The death count seems to only go up and up for season five as well, but sadly for me, it has reached the point of ridiculousness. Underwood was chilling because he was prepared to kill when there was no gurantee he could get away with it. The death of Zoe Barnes, a direct homage to the original British show, was shocking but also compelling in how we wondered what lies Frank would tell to cover it up. The same went for Stamper’s tragic turn when he murders the former prostitue Rachel Posner at the end of season three. But here, things become more than far-fetched. Bodies are cleared away without hesitiation, the Secretary of State is pushed down a flight of stairs and suddenly becomes an off-screen ghost. The Underwoods desperation to hold onto power feels more like desperation from the writers attempting to keep the show together. And what’s worse is how underwhelming their dark actions appear now.

I wasn’t going to mention the real, and equally tragic, election of Donald Trump, when thinking about this review, but his presence is undeniably felt throughout. The producers of the show have very wisely decided not to emulate or reference the recent chaotic months of Trump’s presidency or his dismal campaign; but it’s impossible to deny how tame House of Cards now feels when compared with actual reality. A lot of fans, including myself, felt concerned about how the Underwoods would compare to a real-life tyrant sitting in the White House today. What actions and manoeuvres could they do that wouldn’t appear too boring compared to the real life situation America is facing? I don’t envy the producers many meetings discussing the direction of the show after Trump’s victory, but sadly for all of us, life has imitated the art instead of the other way round.

All shows, even the best, can have a poor season. Game of Thrones seasons three and five were a disappointment compared with the others; The West Wing also struggled during its fifth seaosn when main writer Aaron Sorkin left, and the less that’s said about Mad Men’s later years the better. But House of Cards was different. It’s topicality was what made it so fascinating. The introduction of Russian President Petrov, or the appearance of ICO took real life personalities and events and twisted them under the thumb of Frank Underwood. With glee I watched him deal with fictional events that mirrored our recent history. But now, with a Trump presidency and all of the dangers that come with it, Cards has lost its way. The best shows always recover and prove to their audiences why they still matter: good storytelling is good storytelling. But after this cacophany of new characters, muddled plotlines and out of place scenery (I heard myself shouting outloud “What were you thinking!” when Elysium Fields showed up) I simply feel let-down by this recent helping from what deserves to be a truly great political thriller.

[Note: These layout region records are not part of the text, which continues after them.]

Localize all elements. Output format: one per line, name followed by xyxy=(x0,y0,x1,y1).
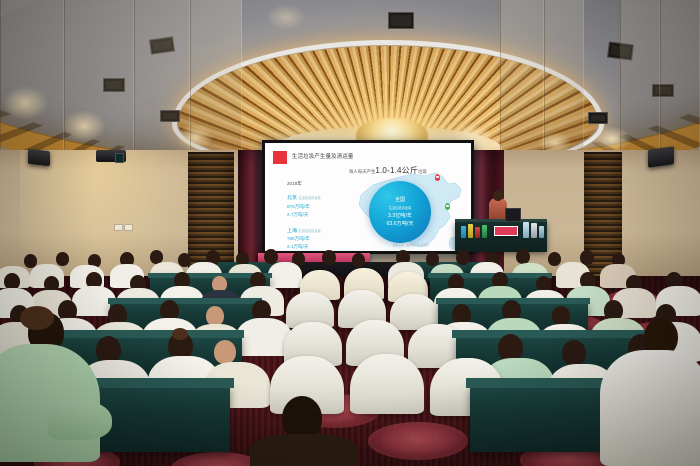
chair xyxy=(350,354,424,414)
audience-head xyxy=(214,340,236,364)
audience-head xyxy=(516,249,530,264)
product-bottle xyxy=(531,223,537,238)
foreground-arm xyxy=(48,400,112,440)
city-0-name: 北京 xyxy=(287,195,297,201)
slide: 生活垃圾产生量及清运量 每人每天产生1.0-1.4公斤垃圾 2018年 北京 生… xyxy=(265,143,471,251)
audience-torso xyxy=(268,262,302,288)
audience-head xyxy=(548,252,561,266)
table-top xyxy=(428,273,552,278)
wall-panel xyxy=(190,0,242,150)
wall-panel xyxy=(544,0,584,150)
presenter-head xyxy=(493,190,503,201)
city-0-daily: 2.7万吨/天 xyxy=(287,212,345,218)
wall-speaker-left xyxy=(28,149,50,166)
slide-city-name: 北京 生活垃圾清运量 xyxy=(287,194,345,201)
city-1-note: 生活垃圾清运量 xyxy=(298,229,320,233)
hair-bun xyxy=(20,306,54,330)
foreground-torso xyxy=(250,434,358,466)
ceiling-projector xyxy=(96,150,126,162)
map-credit: 数据来源：国家统计局 / 住建部 xyxy=(393,243,429,247)
wall-panel xyxy=(620,0,660,150)
map-pin-shanghai-icon xyxy=(445,203,450,210)
spotlight-glow xyxy=(266,4,306,30)
product-bottle xyxy=(468,224,473,238)
light-switch-plate xyxy=(124,224,133,231)
presenter-monitor xyxy=(505,208,521,222)
bubble-metric: 生活垃圾清运量 xyxy=(389,205,411,210)
audience-head xyxy=(206,306,224,326)
slide-title: 生活垃圾产生量及清运量 xyxy=(292,152,354,160)
bubble-daily: 63.6万吨/天 xyxy=(386,221,413,229)
table-top xyxy=(452,330,648,338)
foreground-torso xyxy=(600,350,700,466)
table-top xyxy=(108,298,262,304)
slide-city-name: 上海 生活垃圾清运量 xyxy=(287,227,345,234)
map-pin-beijing-icon xyxy=(435,174,440,181)
wall-panel xyxy=(0,0,64,150)
product-bottle xyxy=(523,222,529,238)
wall-panel xyxy=(134,0,190,150)
city-0-note: 生活垃圾清运量 xyxy=(298,196,320,200)
audience-head xyxy=(178,253,191,267)
audience-head xyxy=(56,252,69,266)
bubble-annual: 3.3亿吨/年 xyxy=(388,213,412,221)
slide-left-column: 2018年 北京 生活垃圾清运量 875万吨/年 2.7万吨/天 上海 生活垃圾… xyxy=(287,181,345,251)
city-1-annual: 786万吨/年 xyxy=(287,236,345,242)
audience-head xyxy=(426,252,439,266)
product-bottle xyxy=(475,227,480,238)
ceiling-spotlight xyxy=(388,12,414,29)
wall-speaker-right xyxy=(648,146,674,168)
wall-panel xyxy=(64,0,134,150)
audience-head xyxy=(456,250,470,265)
product-bottle xyxy=(482,225,487,238)
slide-logo-icon xyxy=(273,151,287,164)
audience-head xyxy=(322,250,336,265)
city-1-name: 上海 xyxy=(287,228,297,234)
audience-head xyxy=(264,249,278,264)
national-stat-bubble: 全国 生活垃圾清运量 3.3亿吨/年 63.6万吨/天 xyxy=(369,181,431,243)
slide-year: 2018年 xyxy=(287,181,345,187)
wall-panel xyxy=(660,0,700,150)
table-top xyxy=(48,330,244,338)
audience-head xyxy=(352,253,365,267)
city-1-daily: 2.1万吨/天 xyxy=(287,244,345,250)
product-bottle xyxy=(461,226,466,238)
conference-room-photo: 生活垃圾产生量及清运量 每人每天产生1.0-1.4公斤垃圾 2018年 北京 生… xyxy=(0,0,700,466)
table-sign xyxy=(494,226,518,236)
product-bottle xyxy=(539,226,544,238)
audience-head xyxy=(552,306,570,326)
audience-head xyxy=(562,340,586,366)
light-switch-plate xyxy=(114,224,123,231)
bubble-region: 全国 xyxy=(395,196,405,203)
hair-bun xyxy=(172,328,188,340)
ceiling-spotlight xyxy=(588,112,608,124)
projection-screen: 生活垃圾产生量及清运量 每人每天产生1.0-1.4公斤垃圾 2018年 北京 生… xyxy=(262,140,474,254)
wall-panel xyxy=(500,0,544,150)
city-0-annual: 875万吨/年 xyxy=(287,204,345,210)
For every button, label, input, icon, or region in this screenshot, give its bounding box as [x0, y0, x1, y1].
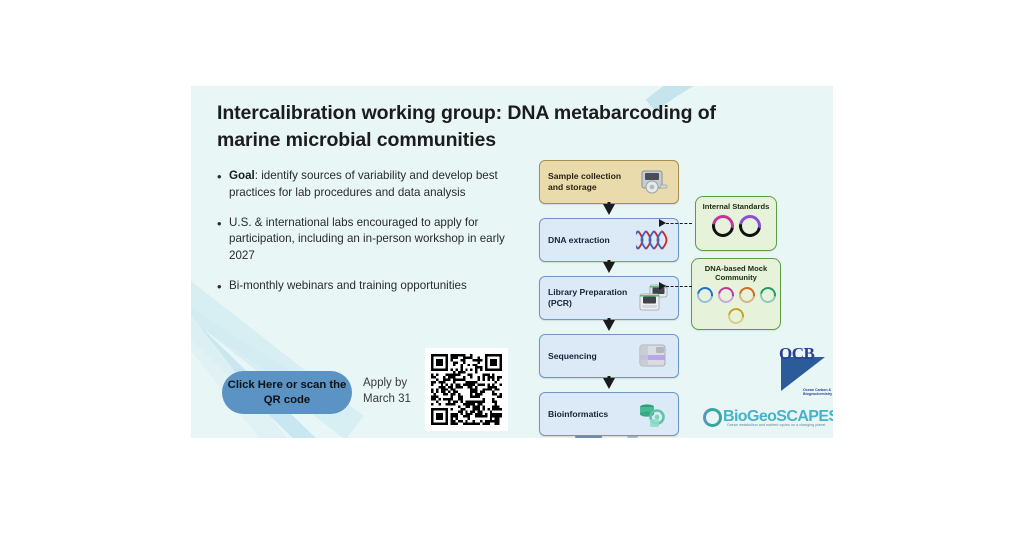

The writers know the reaction this year has been tepid, and they deserve another chance to build on what they’ve just about managed to keep from falling completely apart. Who knows, maybe a Trump impeachment would be the best thing to happen to them. However, with the resignation of Frank as president and his wife now clearly dominating the Oval Office, I can only hope we don’t fall out of love with the Underwoods like so many of their fictional colleagues have by now.